Lesley Stahl's Earrings...humor about the venerable reporter's exquisite jewelry


Lesley Stahl’s Earrings

Perhaps my demographics are showing, but I’m a 60 Minutes watcher.

According to their advertisers, judging by the kinds of products they tout, you really are scratching in “yes” under the potential AARP magazine subscriber box if this is a program on your list of weekly “must sees.” Heck, if you have a weekly list of television must-sees, it may qualify you for checking that box.

I’ve always been a fan of the strong story; the typical beginning, middle and end, blended with the unique, “No kidding?!” element, frequently served up with a splash of irony, along with a call to action. This is the hallmark of the 60 Minutes school of storytelling.

And while I’m making admissions, here’s another one.

I am fascinated by Lesley Stahl’s earrings, seemingly incongruous gems that sway fancifully, even as she lobs hardball questions at any number of illustrious dignitaries, naysayers, yes-ma’amers, and let-me-explainers.

As an award-winning journalist Lesley does not equivocate, nor do those treasures that fairly scream, “Style! Power! High Salary!” It’s not just that she doesn’t suffer fools gladly, she doesn’t suffer at all. Maybe it’s because those earrings act as some sort of talisman warding off compromise while simultaneously courting controversy.

What I want to know is how can you not notice pair after exquisite pair of drop, semi-precious, or fully precious, stone earrings that bob in derision or quiver with indignation, accentuating Lesley’s relentless pursuit of the truth, dad gummit? (See paragraph about AARP box checking and please add utilization of the phrase, “dad gummit.”)

Oh, and the truth? SHE can handle the truth, you’d better believe it.

Also speaking of truth, truthfully, I’ve always been distracted by shiny things, baubles being at the top of my hit parade.

After a solid decade of hardcore 60 Minutes watching I realized that while I had favorite interviewers – Ed Bradley being my most favorite, he also being an earring wearer – I was always intrigued to see which one of the pieces from her collection Lesley would be wearing. It seemed I was tuning in as much for the earrings as I was for the stories, though her gift for narrative is noteworthy.

She’s interviewed scads of the famous, not-so-much-famous, or briefly-famous, including Facebook’s, Mark Zuckerberg, First Lady, Michelle Obama, American hostage, Roy Hallums, ex-tobacco-industry-lobbyist-turned-tobacco-opponent, Victor Crawford, and musical savant, Rex Lewis-Clack. There Lesley is swinging away as steadily as those solidly sassy earrings.

Last Sunday I was in the midst of delivering my usual commentary about which earrings would be making their appearance in the newscast when I stopped mid-observation and actually paid attention to the story.
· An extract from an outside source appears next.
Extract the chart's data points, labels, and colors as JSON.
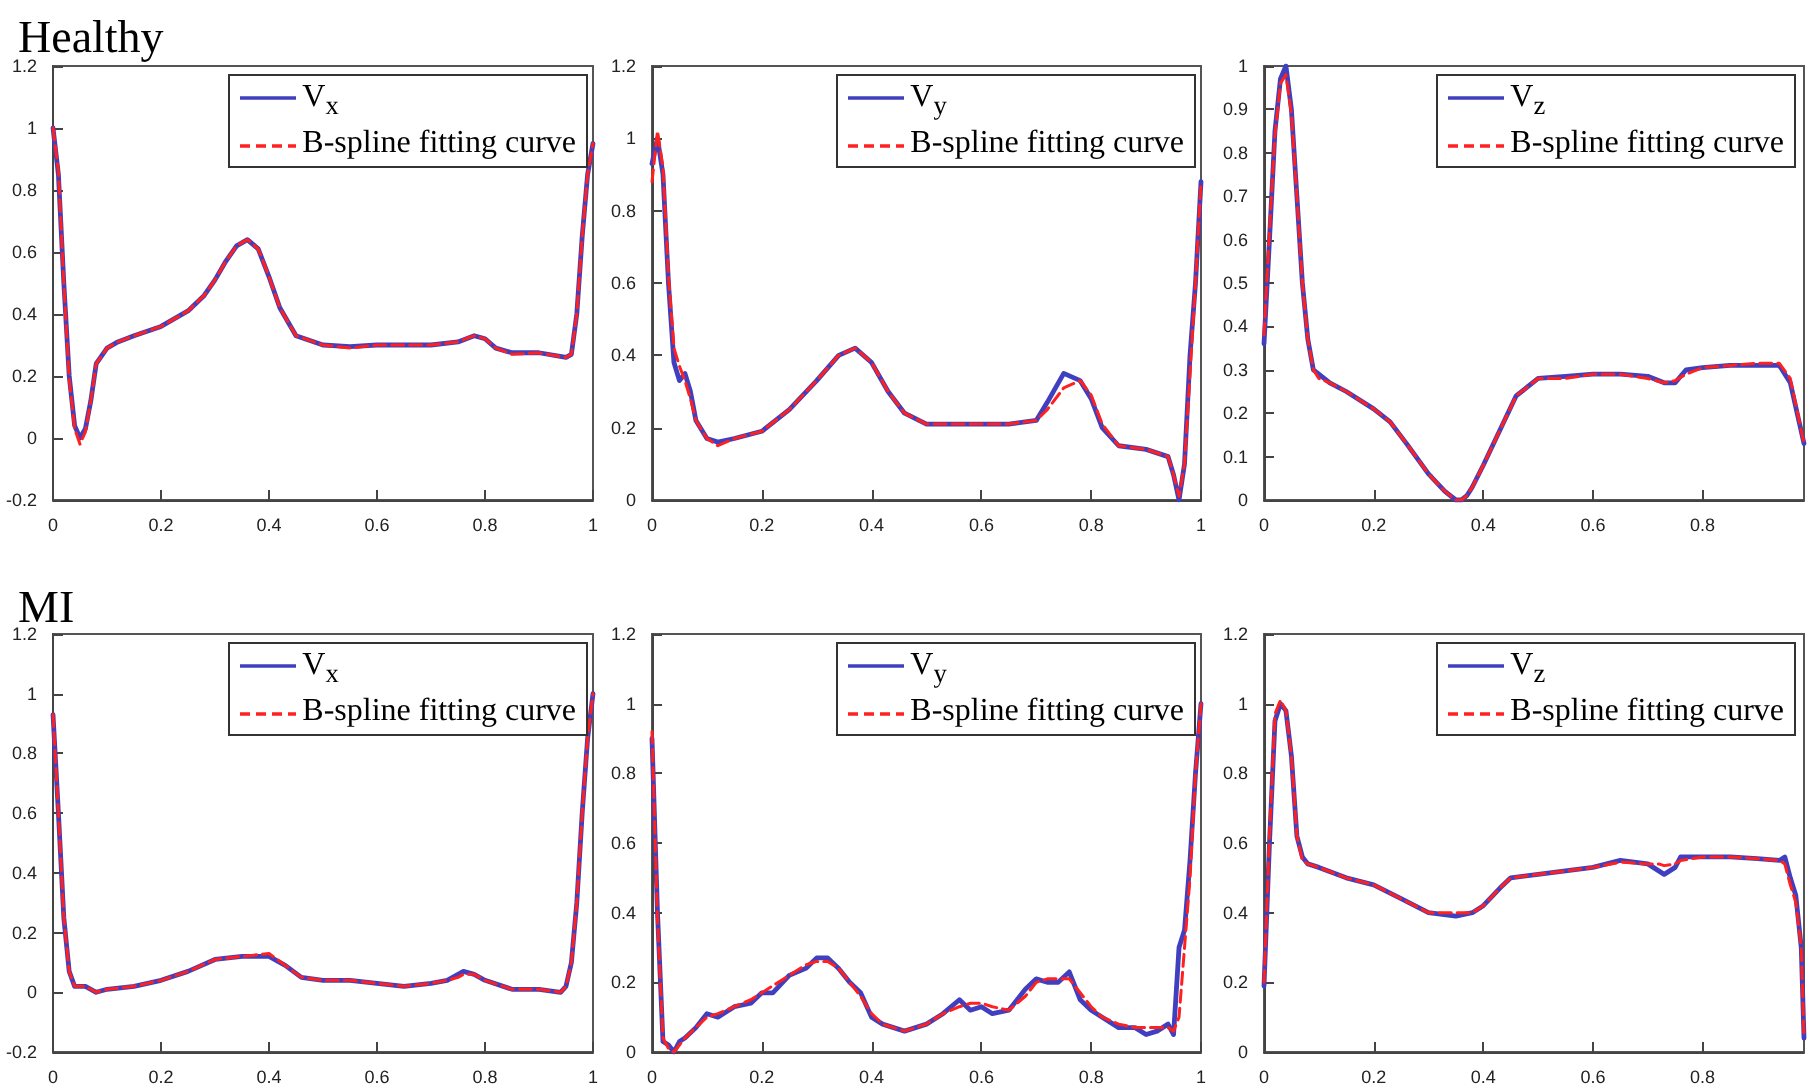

The subject was slot machines which, as it turns out, our country boasts twice as many of as we do ATM machines. (Isn’t it ironic that you need the latter to feed the former?)

Where were they? (The earrings, not the slot machines.) I noticed Lesley had procured all new earrings, none of which were remotely akin to the earrings of yore. I counted at least four new pairs making their appearance and I would appreciate it if you would just let the fact that I counted them go by without comment.

Though they were quite lovely, they weren’t the usual ornamental fare and my personal 60 Minutes trivia game, “Which earrings will be adorning Lesley’s ears this evening?” was utterly destroyed.

The lag time between story production and air date being what it is, this stylistic modification was likely not elicited by recent Christmas gift giving either. It’s as though there’s a higher meaning intrinsic in this change, one that I feel more keenly when forged through the alchemy of jewelry.

Perhaps serving as metaphorical tea leaves these new trinkets are sending a subliminal message that I need to figure out, possibly before the new season of 60 Minutes ends?

There was another attention-grabbing component to the piece, as reported by the media with vigor, surrounding Pennsylvania Governor, Ed Rendell’s hissy fit, defending slot machines in his state, when he shouted at Lesley and the crew, “You’re simpletons. You’re idiots…” While that was mildly interesting as viewing fodder, you know what grabbed my attention, don’t you?

His ears. No earrings. In fact, they weren’t even pierced.